Bardzo ważna jest dla mnie autentyczność przepisów które podaję na blogu. Gdy natrafię w czytanej książce na jakieś interesujące danie, szukam o nim informacji, drążę temat, wertuję źródła tak, aby danie które później zaprezentuję było tym o czym autor w książce napisał, a nie jakąś wariacją na temat. Dla przykładu, jeżeli w "Dumie i uprzedzeniu" jest mowa o białej zupie, to nie podam dla łatwizny przepisu na zupę w białym kolorze np. ze szparagów czy selera, a na prawdziwą Pottage a la Reine o którą Austen chodziło.
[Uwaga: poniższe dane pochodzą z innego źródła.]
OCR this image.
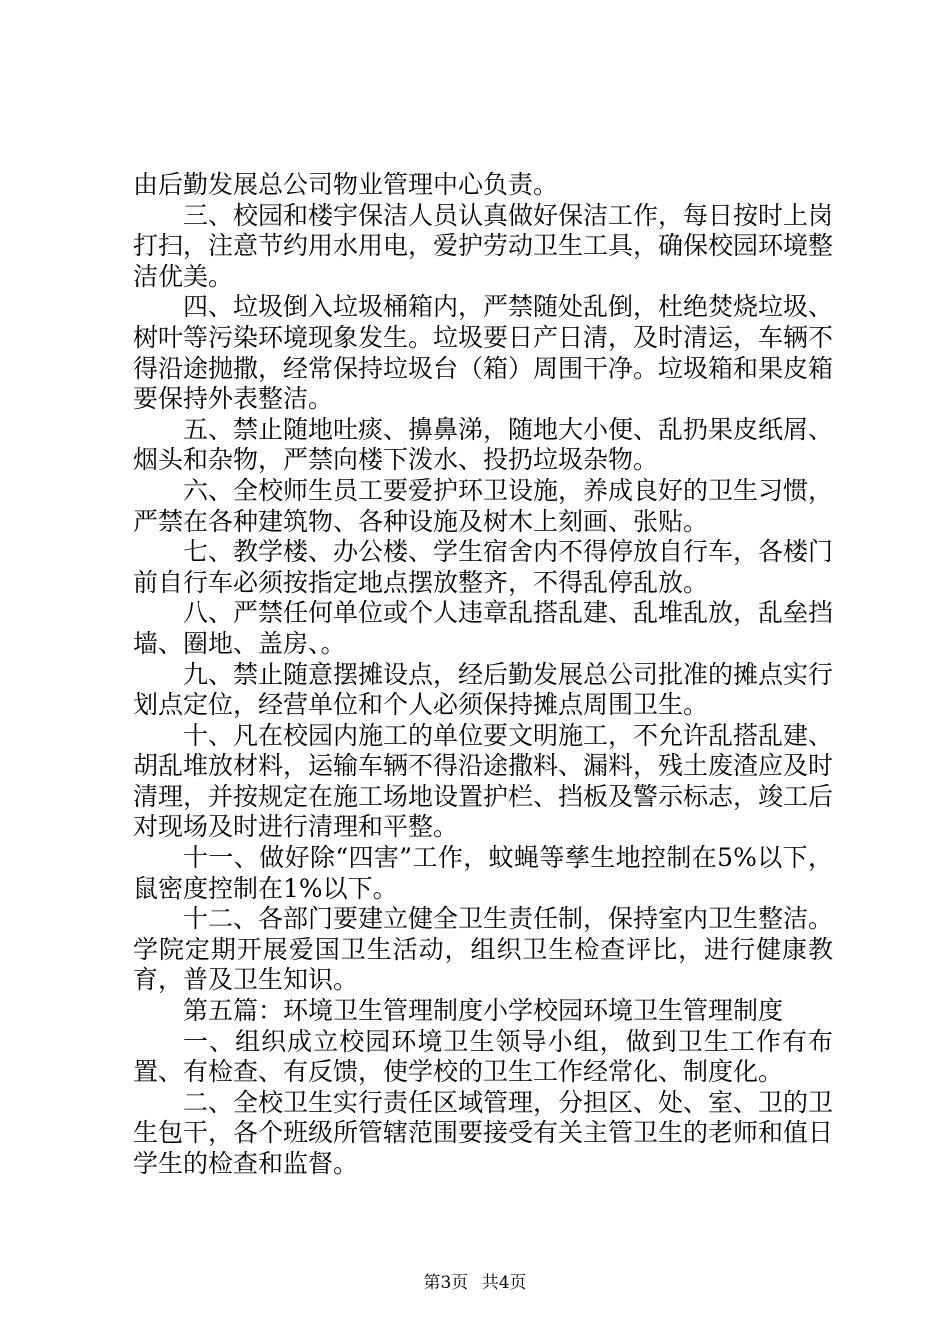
由后勤发展总公司物业管理中心负责。

三、校园和楼宇保洁人员认真做好保洁工作，每日按时上岗打扫，注意节约用水用电，爱护劳动卫生工具，确保校园环境整洁优美。

四、垃圾倒入垃圾桶箱内，严禁随处乱倒，杜绝焚烧垃圾、树叶等污染环境现象发生。垃圾要日产日清，及时清运，车辆不得沿途抛撒，经常保持垃圾台（箱）周围干净。垃圾箱和果皮箱要保持外表整洁。

五、禁止随地吐痰、擤鼻涕，随地大小便、乱扔果皮纸屑、烟头和杂物，严禁向楼下泼水、投扔垃圾杂物。

六、全校师生员工要爱护环卫设施，养成良好的卫生习惯，严禁在各种建筑物、各种设施及树木上刻画、张贴。

七、教学楼、办公楼、学生宿舍内不得停放自行车，各楼门前自行车必须按指定地点摆放整齐，不得乱停乱放。

八、严禁任何单位或个人违章乱搭乱建、乱堆乱放，乱垒挡墙、圈地、盖房、。

九、禁止随意摆摊设点，经后勤发展总公司批准的摊点实行划点定位，经营单位和个人必须保持摊点周围卫生。

十、凡在校园内施工的单位要文明施工，不允许乱搭乱建、胡乱堆放材料，运输车辆不得沿途撒料、漏料，残土废渣应及时清理，并按规定在施工场地设置护栏、挡板及警示标志，竣工后对现场及时进行清理和平整。

十一、做好除“四害”工作，蚊蝇等孳生地控制在5%以下，鼠密度控制在1%以下。

十二、各部门要建立健全卫生责任制，保持室内卫生整洁。学院定期开展爱国卫生活动，组织卫生检查评比，进行健康教育，普及卫生知识。

第五篇：环境卫生管理制度小学校园环境卫生管理制度

一、组织成立校园环境卫生领导小组，做到卫生工作有布置、有检查、有反馈，使学校的卫生工作经常化、制度化。

二、全校卫生实行责任区域管理，分担区、处、室、卫的卫生包干，各个班级所管辖范围要接受有关主管卫生的老师和值日学生的检查和监督。

第3页 共4页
Czasem z powodu braku dostępności niektórych składników literacka potrawa trafia na listę "do wykonania później w miarę możliwości", ale czasem potrawy lądują na liście "literackich przepisów których nie zrobię".
Spis ten otwiera "Milczenie owiec" Thomasa Harrisa, w którym Hannibal Lecter proponuje dwa dania.
1. Milczenie owiec - Bulion z kruka
"- Dzień dobry, Clarice - powiedział, nie odwracając się. Skończył stronę, zaznaczył miejsce i przekręcił się na krześle, żeby spojrzeć jej w twarz. Zatopił podbródek w spoczywającym na oparciu krzesła przedramieniu. - Dumas twierdzi, że smak i kolor bulionu znakomicie się poprawiają, kiedy dodać do niego na jesieni kawałek wroniego mięsa. Jesienią wrony odżywiają się jagodami jałowca i robią się tłuste. Jak smakowałby ci w zupie kawałek wrony, Clarice?"
Nie wiem jak Clarice, ale ja nie zamierzam się przekonywać. To bardzo inteligentne ptaki, które w wielu autochtonicznych kulturach były uznawany za symbol religijny lub boga. Dziś jest ich tak dużo że uznawane są za szkodniki, ale nie jest to wystarczający powód dla mnie by je gotować.
2. Milczenie owiec - Wątróbka z fasolką
Nie brzmi okropnie, prawda? Problem jednak w tym, że Lecterowi chodzi o ludzką wątrobę. Chyba nie wymaga to dodatkowego komentarza...
3. Uwięziona w bursztynie - słowik
Diana Gabaldon w drugim tomie cyklu Obca szerzej znanym jako Outlander opisuje ucztę na francuskim dworze królewskim podczas której podano bardzo efektowne danie:
"Jakby sfrustrowany tak wiejską prostotą, jeden z kucharzy przygotował uroczą przekąskę: gniazdo, sprytnie uplecione z paseczków ciasta, ozdobione prawdziwymi gałązkami kwitnącej jabłoni. Na gałązkach zatknięto dwa słowiki, oskubane i upieczone, nadziane jabłkiem i cynamonem, a potem ponownie ubrane w piórka. W gnieździe znajdowała się cała rodzina maleńkich ptaszków, z wyciągniętymi skrzydełkami, brązowymi i chrupkimi; z delikatną, nagą skórką posmarowaną miodem, z otwartymi,poczerniałymi dzióbkami, w których widać było odrobinę migdałowego nadzienia." O ile nie mam oporów przed spróbowaniem przepiórki, gołębia, perliczki to słowiki nie są ptakami, które kiedykolwiek ugotuję. Po prostu nie. 
4. Uczta dla wron - Dornijski wąż w sosie 
"W nakrytym łukiem przejściu stał niski mężczyzna piekący na ruszcie kawałki węża. Przyrumienione odwracał szczypcami. Oczy rycerza zaszły łzami od woni ostrych sosów. Ser Arys słyszał, że najlepszy wężowy sos powinien zawierać kropelkę jadu jako dodatek do ziaren gorczycy i smoczej papryczki".
No ok, wiem że w wielu miejscach na świecie jada się mięso węży, a nawet uważa się je za rarytas, ale ja jestem chyba zbyt konserwatywnie europejska i dlatego na najbliższą majówkę nie zaplanuję węża z grilla.
5. Dzięki Lolanta Czyta przypomniał mi się jeszcze jeden przepis którego dla Was nie wykonam. Przykro mi, ale nie liczcie na przepis na meat pie prosto od Sweeney Todd'a. Główny składnik tej mięsnej zapiekanki zdecydowanie to danie dyskwalifikuje.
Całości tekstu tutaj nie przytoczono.